Le ministère de la Justice a demandé à une cour d'appel fédérale de relancer les accusations de trafic de migrants contre Kilmar Abrego Garcia, le migrant illégal défendu par une équipe d'avocats d'élite pro-immigration.
Le ministère de la Justice a demandé à une cour d’appel fédérale de relancer les accusations de trafic de migrants contre Kilmar Abrego Garcia, le migrant illégal défendu par une équipe d’avocats d’élite pro-immigration.
« Un appel est nécessaire pour garantir que la loi fédérale soit respectée de manière appropriée », a déclaré le ministère de la Justice.
Abrego Garcia, surnommé « l’homme du Maryland » par les partisans de l’immigration, a remporté un tour précédent lorsque son équipe d’avocats d’élite a persuadé un juge de rejeter les accusations fédérales de trafic de migrants. Le juge a déclaré que les accusations devraient être abandonnées car elles sont motivées par un « esprit de vengeance présumé ».
Le juge, Waverly David Crenshaw, a été nommé par le président Barack Obama. Dans une myriade d’affaires liées à l’ICE, les juges nommés par Obama ont forcé la libération de nombreux migrants arrêtés.
Le cas d’expulsion de Garcia est devenu politique parce que la faction pro-migration des démocrates, soutenue par l’élite, a choisi de présenter Garcia comme une victime innocente du mandat de 2024 de Trump d’expulser les migrants illégaux.

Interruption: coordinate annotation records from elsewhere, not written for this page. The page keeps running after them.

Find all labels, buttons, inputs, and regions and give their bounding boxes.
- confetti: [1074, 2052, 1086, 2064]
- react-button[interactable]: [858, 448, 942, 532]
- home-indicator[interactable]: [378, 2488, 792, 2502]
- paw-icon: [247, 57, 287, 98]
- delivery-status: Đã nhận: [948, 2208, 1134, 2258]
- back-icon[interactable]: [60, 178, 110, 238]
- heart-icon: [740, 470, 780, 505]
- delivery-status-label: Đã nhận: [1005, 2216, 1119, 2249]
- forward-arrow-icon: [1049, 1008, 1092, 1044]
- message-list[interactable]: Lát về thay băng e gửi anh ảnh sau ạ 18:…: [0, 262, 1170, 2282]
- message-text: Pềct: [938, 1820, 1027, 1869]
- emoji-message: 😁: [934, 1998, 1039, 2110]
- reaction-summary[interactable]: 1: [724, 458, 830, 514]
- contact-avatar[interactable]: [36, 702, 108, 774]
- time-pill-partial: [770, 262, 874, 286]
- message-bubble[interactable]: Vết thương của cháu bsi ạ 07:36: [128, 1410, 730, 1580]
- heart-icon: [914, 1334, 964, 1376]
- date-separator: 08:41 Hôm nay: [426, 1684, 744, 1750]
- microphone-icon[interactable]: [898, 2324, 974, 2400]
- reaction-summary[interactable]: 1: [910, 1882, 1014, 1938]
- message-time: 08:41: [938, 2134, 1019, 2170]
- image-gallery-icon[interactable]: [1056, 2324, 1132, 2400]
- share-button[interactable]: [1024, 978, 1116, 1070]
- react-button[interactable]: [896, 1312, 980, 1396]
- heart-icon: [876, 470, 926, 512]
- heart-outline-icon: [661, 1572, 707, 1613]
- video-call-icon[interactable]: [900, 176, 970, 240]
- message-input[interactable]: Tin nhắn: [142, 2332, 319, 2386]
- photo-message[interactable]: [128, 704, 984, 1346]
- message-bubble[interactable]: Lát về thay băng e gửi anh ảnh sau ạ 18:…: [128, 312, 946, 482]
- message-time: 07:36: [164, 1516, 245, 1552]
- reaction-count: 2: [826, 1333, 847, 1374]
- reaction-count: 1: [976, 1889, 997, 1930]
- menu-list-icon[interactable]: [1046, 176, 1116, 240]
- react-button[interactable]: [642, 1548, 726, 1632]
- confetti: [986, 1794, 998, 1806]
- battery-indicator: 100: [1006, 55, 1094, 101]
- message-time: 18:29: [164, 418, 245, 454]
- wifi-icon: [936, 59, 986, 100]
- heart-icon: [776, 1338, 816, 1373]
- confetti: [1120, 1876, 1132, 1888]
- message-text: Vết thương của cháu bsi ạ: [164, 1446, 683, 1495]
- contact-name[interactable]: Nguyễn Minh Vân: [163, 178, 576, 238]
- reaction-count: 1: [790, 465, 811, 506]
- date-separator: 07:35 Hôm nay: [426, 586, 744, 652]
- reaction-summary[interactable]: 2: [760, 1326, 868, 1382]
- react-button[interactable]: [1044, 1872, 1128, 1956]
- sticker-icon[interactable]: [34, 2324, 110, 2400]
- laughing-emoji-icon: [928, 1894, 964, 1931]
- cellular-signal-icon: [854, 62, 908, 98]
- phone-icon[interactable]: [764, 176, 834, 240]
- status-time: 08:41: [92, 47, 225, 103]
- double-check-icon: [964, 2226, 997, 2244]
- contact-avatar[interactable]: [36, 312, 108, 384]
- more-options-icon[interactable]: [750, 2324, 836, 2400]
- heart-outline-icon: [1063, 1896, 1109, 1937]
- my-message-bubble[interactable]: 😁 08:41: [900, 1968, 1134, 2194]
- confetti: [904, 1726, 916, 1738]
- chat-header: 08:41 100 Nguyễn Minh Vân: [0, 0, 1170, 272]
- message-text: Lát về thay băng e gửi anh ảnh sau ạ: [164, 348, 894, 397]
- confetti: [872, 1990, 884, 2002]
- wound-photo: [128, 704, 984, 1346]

L’administration est en train de gagner la guerre juridique et a déjà confirmé un ordre d’expulsion d’Abrego-Garcia. Les autorités fédérales rejettent désormais la demande d’expulsion d’Abrego-Garcia vers son pays préféré, le Costa Rica, proche de son pays d’origine, le Salvador.
« Les poursuites engagées contre Kilmar Abrego Garcia dans le Tennessee n’étaient pas vindicatives et les preuves présentées au tribunal de district ont établi que ce n’était pas le cas », a déclaré le procureur américain Braden Boucek dans un message X. Il a ajouté :
Au lieu de cela, les preuves ont montré que des accusations avaient été portées contre Abrego Garcia parce qu’elles établissaient de manière concluante qu’il avait commis le crime grave de trafic d’êtres humains. Ce n’est pas vindicatif. Cela protège le public et l’ordonnance n’a jamais pris en compte la solidité du dossier.
Les allégations de politique vindicative du juge relèvent de la politique, a déclaré lundi le ministère de la Justice :
[…] La suite de l’article est à lire sur Breitbart via le lien ci-dessous.
Traduit automatiquement de l’anglais. Le texte original fait foi.